Global asset managers are accelerating efforts to capture major "big fish" before they even debut on stock markets. Competition to launch leveraged and inverse ETFs based on mega-cap unlisted big tech companies such as OpenAI and SpaceX is intensifying, heating up the single-stock derivatives market.
According to the investment industry on the 14th, UK-based leveraged products specialist Leverage Shares has filed a securities registration statement with the U.S. Securities and Exchange Commission (SEC) to launch leveraged and inverse ETFs based on ChatGPT developer OpenAI. OpenAI, expected to go public as early as the second half of this year, is valued at approximately $500 billion (about 660 trillion won).
The aggressive moves don't stop there. ProShares has also filed for 26 products in bulk, including 2x leveraged ETFs targeting unlisted AI and platform companies such as OpenAI, Elon Musk's SpaceX, Anthropic, and ByteDance. The strategy leverages the U.S. system that allows registration filings before IPO dates and offering prices are finalized, aiming to capture investment demand immediately following IPOs.

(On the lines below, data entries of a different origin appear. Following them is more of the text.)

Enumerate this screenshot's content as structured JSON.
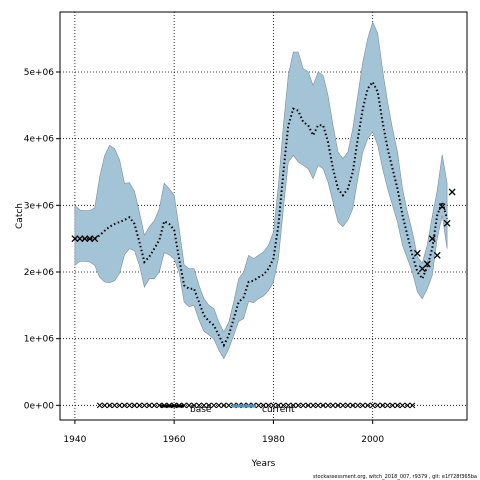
{
  "chart_data": {
    "type": "line",
    "xlabel": "Years",
    "ylabel": "Catch",
    "xlim": [
      1937,
      2019
    ],
    "ylim": [
      -220000,
      5900000
    ],
    "xticks": [
      1940,
      1960,
      1980,
      2000
    ],
    "yticks": [
      0,
      1000000,
      2000000,
      3000000,
      4000000,
      5000000
    ],
    "ytick_labels": [
      "0e+00",
      "1e+06",
      "2e+06",
      "3e+06",
      "4e+06",
      "5e+06"
    ],
    "grid": true,
    "legend": {
      "placement": "bottom-center",
      "entries": [
        {
          "name": "base",
          "color": "#000000"
        },
        {
          "name": "current",
          "color": "#4f93b8"
        }
      ]
    },
    "colors": {
      "band_fill": "#a3c3d6",
      "band_edge": "#7a8f9e",
      "line": "#000000",
      "point": "#000000"
    },
    "series": [
      {
        "name": "current",
        "kind": "confidence_band",
        "x": [
          1940,
          1941,
          1942,
          1943,
          1944,
          1945,
          1946,
          1947,
          1948,
          1949,
          1950,
          1951,
          1952,
          1953,
          1954,
          1955,
          1956,
          1957,
          1958,
          1959,
          1960,
          1961,
          1962,
          1963,
          1964,
          1965,
          1966,
          1967,
          1968,
          1969,
          1970,
          1971,
          1972,
          1973,
          1974,
          1975,
          1976,
          1977,
          1978,
          1979,
          1980,
          1981,
          1982,
          1983,
          1984,
          1985,
          1986,
          1987,
          1988,
          1989,
          1990,
          1991,
          1992,
          1993,
          1994,
          1995,
          1996,
          1997,
          1998,
          1999,
          2000,
          2001,
          2002,
          2003,
          2004,
          2005,
          2006,
          2007,
          2008,
          2009,
          2010,
          2011,
          2012,
          2013,
          2014,
          2015
        ],
        "upper": [
          3000000,
          2930000,
          2920000,
          2920000,
          2960000,
          3430000,
          3750000,
          3900000,
          3850000,
          3680000,
          3330000,
          3340000,
          3210000,
          2900000,
          2550000,
          2680000,
          2770000,
          2950000,
          3330000,
          3250000,
          3150000,
          2660000,
          2110000,
          2050000,
          2050000,
          1800000,
          1600000,
          1500000,
          1450000,
          1250000,
          1100000,
          1250000,
          1550000,
          1900000,
          2000000,
          2250000,
          2200000,
          2250000,
          2300000,
          2400000,
          2600000,
          3300000,
          4200000,
          4950000,
          5300000,
          5300000,
          5050000,
          5000000,
          4800000,
          5000000,
          4950000,
          4650000,
          4200000,
          3800000,
          3700000,
          3800000,
          4150000,
          4650000,
          5150000,
          5500000,
          5750000,
          5580000,
          5030000,
          4550000,
          4150000,
          3800000,
          3250000,
          2900000,
          2600000,
          2230000,
          2130000,
          2410000,
          2840000,
          3220000,
          3760000,
          3330000
        ],
        "lower": [
          2100000,
          2160000,
          2160000,
          2150000,
          2100000,
          1920000,
          1850000,
          1840000,
          1870000,
          1980000,
          2260000,
          2350000,
          2320000,
          2100000,
          1770000,
          1900000,
          1900000,
          2000000,
          2290000,
          2260000,
          2190000,
          2000000,
          1550000,
          1480000,
          1500000,
          1280000,
          1110000,
          1060000,
          990000,
          830000,
          700000,
          850000,
          1050000,
          1260000,
          1300000,
          1560000,
          1540000,
          1600000,
          1640000,
          1720000,
          1850000,
          2200000,
          2950000,
          3650000,
          3750000,
          3650000,
          3600000,
          3550000,
          3400000,
          3600000,
          3550000,
          3350000,
          3050000,
          2750000,
          2680000,
          2780000,
          2950000,
          3400000,
          3800000,
          4000000,
          4100000,
          3900000,
          3550000,
          3250000,
          3000000,
          2750000,
          2400000,
          2200000,
          2000000,
          1700000,
          1600000,
          1750000,
          1950000,
          2500000,
          2850000,
          2350000
        ]
      },
      {
        "name": "current",
        "kind": "estimate_line",
        "x": [
          1940,
          1941,
          1942,
          1943,
          1944,
          1945,
          1946,
          1947,
          1948,
          1949,
          1950,
          1951,
          1952,
          1953,
          1954,
          1955,
          1956,
          1957,
          1958,
          1959,
          1960,
          1961,
          1962,
          1963,
          1964,
          1965,
          1966,
          1967,
          1968,
          1969,
          1970,
          1971,
          1972,
          1973,
          1974,
          1975,
          1976,
          1977,
          1978,
          1979,
          1980,
          1981,
          1982,
          1983,
          1984,
          1985,
          1986,
          1987,
          1988,
          1989,
          1990,
          1991,
          1992,
          1993,
          1994,
          1995,
          1996,
          1997,
          1998,
          1999,
          2000,
          2001,
          2002,
          2003,
          2004,
          2005,
          2006,
          2007,
          2008,
          2009,
          2010,
          2011,
          2012,
          2013,
          2014,
          2015
        ],
        "y": [
          2500000,
          2500000,
          2500000,
          2500000,
          2500000,
          2550000,
          2620000,
          2680000,
          2720000,
          2750000,
          2780000,
          2820000,
          2720000,
          2450000,
          2150000,
          2230000,
          2350000,
          2480000,
          2760000,
          2720000,
          2630000,
          2200000,
          1800000,
          1750000,
          1750000,
          1550000,
          1350000,
          1260000,
          1200000,
          1050000,
          900000,
          1050000,
          1300000,
          1550000,
          1620000,
          1850000,
          1870000,
          1920000,
          1960000,
          2050000,
          2200000,
          2700000,
          3500000,
          4200000,
          4450000,
          4420000,
          4250000,
          4200000,
          4050000,
          4200000,
          4200000,
          3950000,
          3550000,
          3250000,
          3150000,
          3250000,
          3500000,
          4000000,
          4450000,
          4750000,
          4850000,
          4700000,
          4250000,
          3850000,
          3550000,
          3250000,
          2850000,
          2550000,
          2250000,
          2000000,
          1900000,
          2080000,
          2360000,
          2850000,
          3050000,
          2800000
        ]
      },
      {
        "name": "base",
        "kind": "observed_points",
        "x": [
          1940,
          1941,
          1942,
          1943,
          1944,
          2009,
          2010,
          2011,
          2012,
          2013,
          2014,
          2015,
          2016
        ],
        "y": [
          2500000,
          2500000,
          2500000,
          2500000,
          2500000,
          2280000,
          2050000,
          2120000,
          2500000,
          2250000,
          2980000,
          2730000,
          3200000
        ]
      },
      {
        "name": "base",
        "kind": "zero_markers",
        "x": [
          1945,
          1946,
          1947,
          1948,
          1949,
          1950,
          1951,
          1952,
          1953,
          1954,
          1955,
          1956,
          1957,
          1958,
          1959,
          1960,
          1961,
          1962,
          1963,
          1964,
          1965,
          1966,
          1967,
          1968,
          1969,
          1970,
          1971,
          1972,
          1973,
          1974,
          1975,
          1976,
          1977,
          1978,
          1979,
          1980,
          1981,
          1982,
          1983,
          1984,
          1985,
          1986,
          1987,
          1988,
          1989,
          1990,
          1991,
          1992,
          1993,
          1994,
          1995,
          1996,
          1997,
          1998,
          1999,
          2000,
          2001,
          2002,
          2003,
          2004,
          2005,
          2006,
          2007,
          2008
        ],
        "y": 0
      }
    ],
    "footer_text": "stockassessment.org, witch_2018_007, r9379 , git: e1f728f365ba"
  }
}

Single-stock leveraged ETFs have surged in popularity as short-term trading vehicles for retail investors seeking volatility since they were first permitted in the U.S. in 2022. However, as proposals for ultra-high-risk products with 4x to 5x leverage have emerged recently, the SEC has tightened regulations, including temporarily suspending new product reviews. The nature of leveraged products means investment principal can evaporate rapidly when underlying asset prices swing sharply.
Korean financial authorities are also closely monitoring these global trends and reviewing measures to cap leverage ratios at the current 2x limit for investor protection.
An industry official advised, "While expectations for unlisted big tech are high, volatility can be extreme immediately after listing, so this is a time when risk management should accompany any illusions about growth potential."